When Ray and Claude go searching for Hancock, they find him murdered in an alley. (In an earlier scene, the movie shows Hancock being knifed to death by the local racist sheriff, who was upset because Hancock has refused to leave town as he was told and becomes "uppity" when the sheriff confronts him.) Of course, Ray doesn't find Spanky's money or his father's watch, and he and Claude are convicted of Hancock's murder. The sentence by the judge: Life in prison at a rural prison camp and chain gang.
The rest of this movie tells how Ray and Claude barely survive in prison for 50 years.
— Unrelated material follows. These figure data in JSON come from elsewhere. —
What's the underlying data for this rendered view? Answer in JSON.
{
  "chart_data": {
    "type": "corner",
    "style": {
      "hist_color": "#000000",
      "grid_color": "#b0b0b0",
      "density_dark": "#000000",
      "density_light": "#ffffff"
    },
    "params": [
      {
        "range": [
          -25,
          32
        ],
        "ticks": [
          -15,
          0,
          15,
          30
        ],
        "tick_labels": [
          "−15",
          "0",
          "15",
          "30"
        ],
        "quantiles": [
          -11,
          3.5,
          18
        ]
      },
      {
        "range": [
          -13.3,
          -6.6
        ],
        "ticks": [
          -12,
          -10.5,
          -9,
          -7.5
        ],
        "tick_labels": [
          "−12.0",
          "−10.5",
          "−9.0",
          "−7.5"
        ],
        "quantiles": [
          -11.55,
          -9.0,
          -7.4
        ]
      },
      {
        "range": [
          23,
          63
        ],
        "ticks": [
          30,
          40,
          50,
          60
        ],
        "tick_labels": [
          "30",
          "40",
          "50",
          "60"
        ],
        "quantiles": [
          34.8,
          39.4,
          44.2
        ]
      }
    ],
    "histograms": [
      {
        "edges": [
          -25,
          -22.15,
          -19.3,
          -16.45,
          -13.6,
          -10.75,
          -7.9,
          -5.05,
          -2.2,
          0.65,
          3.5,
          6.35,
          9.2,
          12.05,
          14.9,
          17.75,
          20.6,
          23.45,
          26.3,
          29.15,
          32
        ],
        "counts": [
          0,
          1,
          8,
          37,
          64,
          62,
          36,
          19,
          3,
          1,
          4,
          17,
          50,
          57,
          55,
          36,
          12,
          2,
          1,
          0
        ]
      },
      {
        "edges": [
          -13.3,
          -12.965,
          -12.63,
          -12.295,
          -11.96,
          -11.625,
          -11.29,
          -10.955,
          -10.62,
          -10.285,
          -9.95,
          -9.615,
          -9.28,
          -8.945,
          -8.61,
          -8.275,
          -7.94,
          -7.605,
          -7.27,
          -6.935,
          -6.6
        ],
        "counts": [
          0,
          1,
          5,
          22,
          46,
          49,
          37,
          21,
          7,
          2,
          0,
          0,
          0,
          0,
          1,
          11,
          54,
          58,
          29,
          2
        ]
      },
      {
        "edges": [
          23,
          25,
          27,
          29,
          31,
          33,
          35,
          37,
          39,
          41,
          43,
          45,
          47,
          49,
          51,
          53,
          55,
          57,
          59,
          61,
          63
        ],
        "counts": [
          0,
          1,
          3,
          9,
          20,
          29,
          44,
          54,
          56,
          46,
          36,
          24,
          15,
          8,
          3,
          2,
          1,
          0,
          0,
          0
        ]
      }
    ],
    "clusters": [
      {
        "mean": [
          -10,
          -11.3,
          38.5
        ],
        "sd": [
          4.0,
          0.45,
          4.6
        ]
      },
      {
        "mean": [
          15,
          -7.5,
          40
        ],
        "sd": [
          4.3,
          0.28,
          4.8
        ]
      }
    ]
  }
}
Harassed by the prison boss and his black lackey and rough inmates, the two men eventually find an equilibrium when Ray starts telling the other inmates about the nightclub he hopes to someday build. Entranced by Ray's dreams of life outside the prison walls, the other inmates become friends with Ray and Claude, who themselves begin to build a solid friendship. That Odd Couple friendship is tested, however, by lots of bickering and by events that conspire to keep them in prison for a crime they really did not commit.
The friendship that grows between Ray and Claude is perhaps the most positive thing about LIFE. At times, they show compassion toward one another (and other people) through the healthy prism of that friendship. Much of this well-made movie, however, includes many strong obscenities and some strong profanities, nearly constant arguing and lots of irresponsible behavior, such as cheating, stealing and not thinking about the consequences of one's actions. LIFE also contains some mild sexual content and the usual jokes about homosexual behavior among prison inmates. The homosexual content becomes politically correct at one point when Ray unsuccessfully tries to ease an openly homosexual character's fears about not fitting in with society when the date for his release from prison comes near.
Most parents probably will not want their teenagers to see this R-rated movie. Adults concerned about the gratuitous foul language, immorality and homosexual activism of today's movies also will want to take a pass on LIFE.